Eppure non è così facile. Marattin ha sottolineato che, nell’area delle politiche fiscali – che in buona sostanza determinano l’effettiva realizzazione, nonché incidenza, della dimensione sociale nella governance dell’Ue – non c’è affatto una prospettiva/metodo federalista (a differenza che in aree come la politica commerciale esterna o). Di conseguenza, tutte le opzioni di riforma che sono attualmente sul tavolo, a livello europeo – a partire dall’assicurazione contro la disoccupazione europea, passando per lo sviluppo del Meccanismo europeo di stabilità (Mes) – potranno essere realizzate, soltanto se verrà chiarito, a livello intergovernativo, il nodo politico di fondo.
Insomma, per rispondere all’interrogativo “Quo Vadis Europa?” e, più nel dettaglio, a come integrare politiche economiche e sociali, si torna a un nodo squisitamente politico, non tecnico: un punto su cui si sono trovati d’accordo tutti i partecipanti all’incontro.

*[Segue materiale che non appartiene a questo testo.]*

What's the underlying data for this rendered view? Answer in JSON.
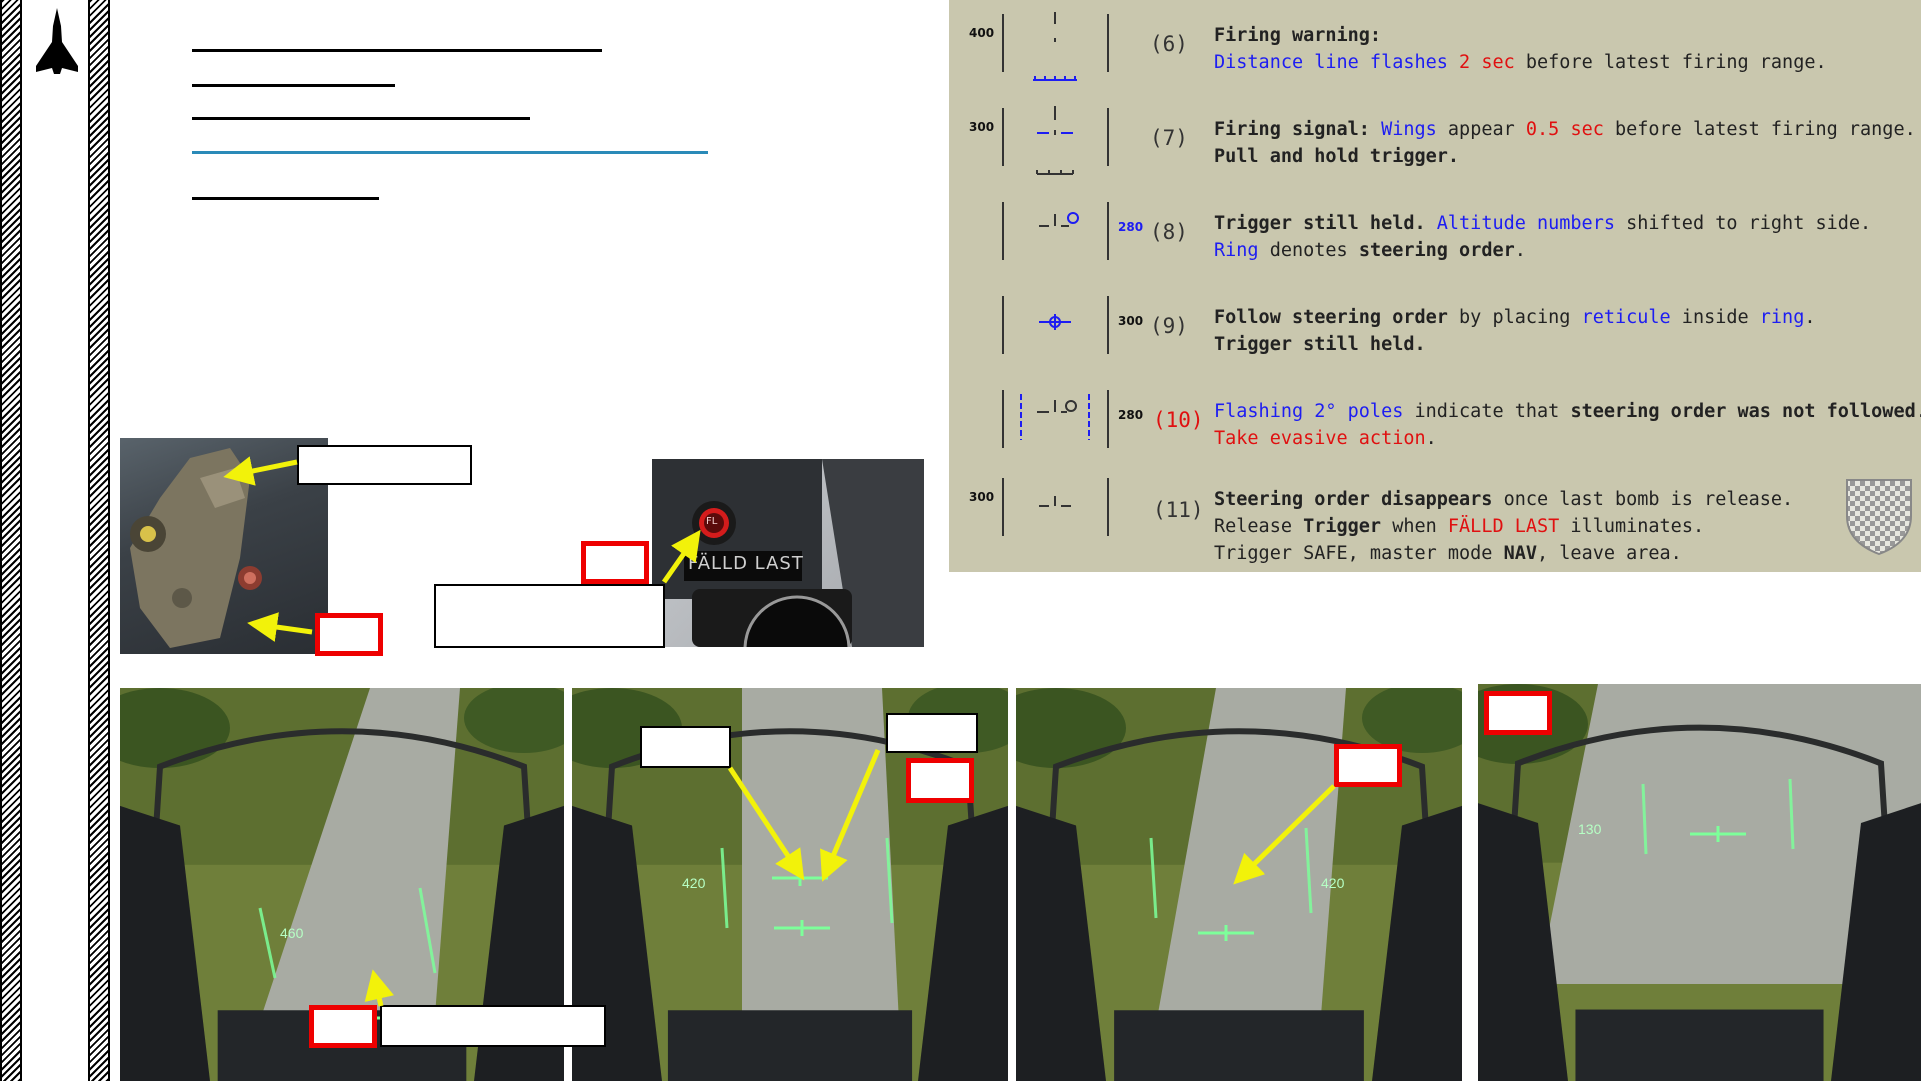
{
  "slide": {
    "logo_icon": "aircraft-silhouette-icon",
    "title_lines": [
      {
        "style": "dark"
      },
      {
        "style": "dark"
      },
      {
        "style": "dark"
      },
      {
        "style": "blue"
      },
      {
        "style": "dark"
      }
    ]
  },
  "hud_steps": [
    {
      "alt_left": "400",
      "alt_right": "",
      "number": "(6)",
      "number_red": false,
      "line1": [
        [
          "Firing warning:",
          "b"
        ]
      ],
      "line2": [
        [
          "Distance line flashes ",
          "blue"
        ],
        [
          "2 sec",
          "red"
        ],
        [
          " before latest firing range.",
          ""
        ]
      ]
    },
    {
      "alt_left": "300",
      "alt_right": "",
      "number": "(7)",
      "number_red": false,
      "line1": [
        [
          "Firing signal: ",
          "b"
        ],
        [
          "Wings",
          "blue"
        ],
        [
          " appear ",
          ""
        ],
        [
          "0.5 sec",
          "red"
        ],
        [
          " before latest firing range.",
          ""
        ]
      ],
      "line2": [
        [
          "Pull and hold trigger.",
          "b"
        ]
      ]
    },
    {
      "alt_left": "",
      "alt_right": "280",
      "alt_right_blue": true,
      "number": "(8)",
      "number_red": false,
      "line1": [
        [
          "Trigger still held. ",
          "b"
        ],
        [
          "Altitude numbers",
          "blue"
        ],
        [
          " shifted to right side.",
          ""
        ]
      ],
      "line2": [
        [
          "Ring",
          "blue"
        ],
        [
          " denotes ",
          ""
        ],
        [
          "steering order",
          "b"
        ],
        [
          ".",
          ""
        ]
      ]
    },
    {
      "alt_left": "",
      "alt_right": "300",
      "alt_right_blue": false,
      "number": "(9)",
      "number_red": false,
      "line1": [
        [
          "Follow steering order",
          "b"
        ],
        [
          " by placing ",
          ""
        ],
        [
          "reticule",
          "blue"
        ],
        [
          " inside ",
          ""
        ],
        [
          "ring",
          "blue"
        ],
        [
          ".",
          ""
        ]
      ],
      "line2": [
        [
          "Trigger still held.",
          "b"
        ]
      ]
    },
    {
      "alt_left": "",
      "alt_right": "280",
      "alt_right_blue": false,
      "number": "(10)",
      "number_red": true,
      "line1": [
        [
          "Flashing 2° poles",
          "blue"
        ],
        [
          " indicate that ",
          ""
        ],
        [
          "steering order was not followed",
          "b"
        ],
        [
          ".",
          ""
        ]
      ],
      "line2": [
        [
          "Take evasive action",
          "red"
        ],
        [
          ".",
          ""
        ]
      ]
    },
    {
      "alt_left": "300",
      "alt_right": "",
      "number": "(11)",
      "number_red": false,
      "line1": [
        [
          "Steering order disappears",
          "b"
        ],
        [
          " once last bomb is release.",
          ""
        ]
      ],
      "line2": [
        [
          "Release ",
          ""
        ],
        [
          "Trigger",
          "b"
        ],
        [
          " when ",
          ""
        ],
        [
          "FÄLLD LAST",
          "red"
        ],
        [
          " illuminates.",
          ""
        ]
      ],
      "line3": [
        [
          "Trigger SAFE",
          ""
        ],
        [
          ", master mode ",
          ""
        ],
        [
          "NAV",
          "b"
        ],
        [
          ", leave area.",
          ""
        ]
      ]
    }
  ],
  "panel": {
    "fall_last_label": "FÄLLD LAST",
    "fall_last_button": "FL",
    "emblem_icon": "checkered-shield-icon"
  },
  "hud_photos": [
    {
      "alt": "460"
    },
    {
      "alt": "420"
    },
    {
      "alt": "420"
    },
    {
      "alt": "130"
    }
  ],
  "colors": {
    "panel_bg": "#c9c7ae",
    "blue": "#1d1df2",
    "red": "#e01010",
    "hud_green": "#7dff9a",
    "callout_red": "#e00000",
    "arrow_yellow": "#f2f20a"
  }
}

Rimane da chiedersi chi debba sciogliere il nodo: le élite o gli elettorati nazionali? In altri termini: come si crea un terreno “politico” comune? È possibile?

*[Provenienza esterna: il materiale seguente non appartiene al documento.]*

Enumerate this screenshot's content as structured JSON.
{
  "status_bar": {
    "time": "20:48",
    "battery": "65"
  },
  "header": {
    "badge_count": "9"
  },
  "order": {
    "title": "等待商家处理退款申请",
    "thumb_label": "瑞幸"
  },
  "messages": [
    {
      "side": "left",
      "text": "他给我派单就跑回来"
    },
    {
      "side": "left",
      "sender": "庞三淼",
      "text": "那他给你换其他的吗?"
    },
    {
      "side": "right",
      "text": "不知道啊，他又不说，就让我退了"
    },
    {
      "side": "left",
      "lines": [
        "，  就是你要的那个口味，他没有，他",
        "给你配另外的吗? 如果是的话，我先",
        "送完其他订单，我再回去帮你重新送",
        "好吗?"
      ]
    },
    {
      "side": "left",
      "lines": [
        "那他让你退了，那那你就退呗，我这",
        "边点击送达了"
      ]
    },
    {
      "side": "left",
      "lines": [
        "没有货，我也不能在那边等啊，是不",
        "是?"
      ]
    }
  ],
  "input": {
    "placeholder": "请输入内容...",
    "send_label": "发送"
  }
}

Il professor Ferrera ha chiamato in causa un sondaggio condotto dal progetto di ricerca REScEU dell’Università di Milano. Secondo i dati di quest’ultimo, sembrerebbe esserci la disponibilità per la creazione di politiche sociali europee non solo nel Sud, ma anche nel Nord del Continente.
Viene il dubbio insomma – e questa è l’interpretazione conclusiva del professor Ferrera – che l’integrazione sia de facto più avanzata tra i cittadini di diversi Paesi membri dell’Ue. E che, quindi, si stia parlando, più che di altro, di nodi e tabù da sciogliere a livello di leadership.
Se così fosse, il proseguimento del processo di integrazione lungo un binario “più sociale” e “meno economico” apparirebbe, tutto sommato, una via percorribile. Se non “auspicabile”, come specificato dall’Eurodeputato, Luigi Morgano: “Serve una risposta rapida” da parte dei governi dell’Ue, rispetto alla direzione economica, politica e sociale che l’Ue deve prendere nei prossimi mesi.
In questo senso, come ribadito Rinaldi nelle conclusioni: “La proclamazione del Pilastro europeo dei diritti sociali dovrebbe rappresentare un punto di inizio e non un punto di arrivo”.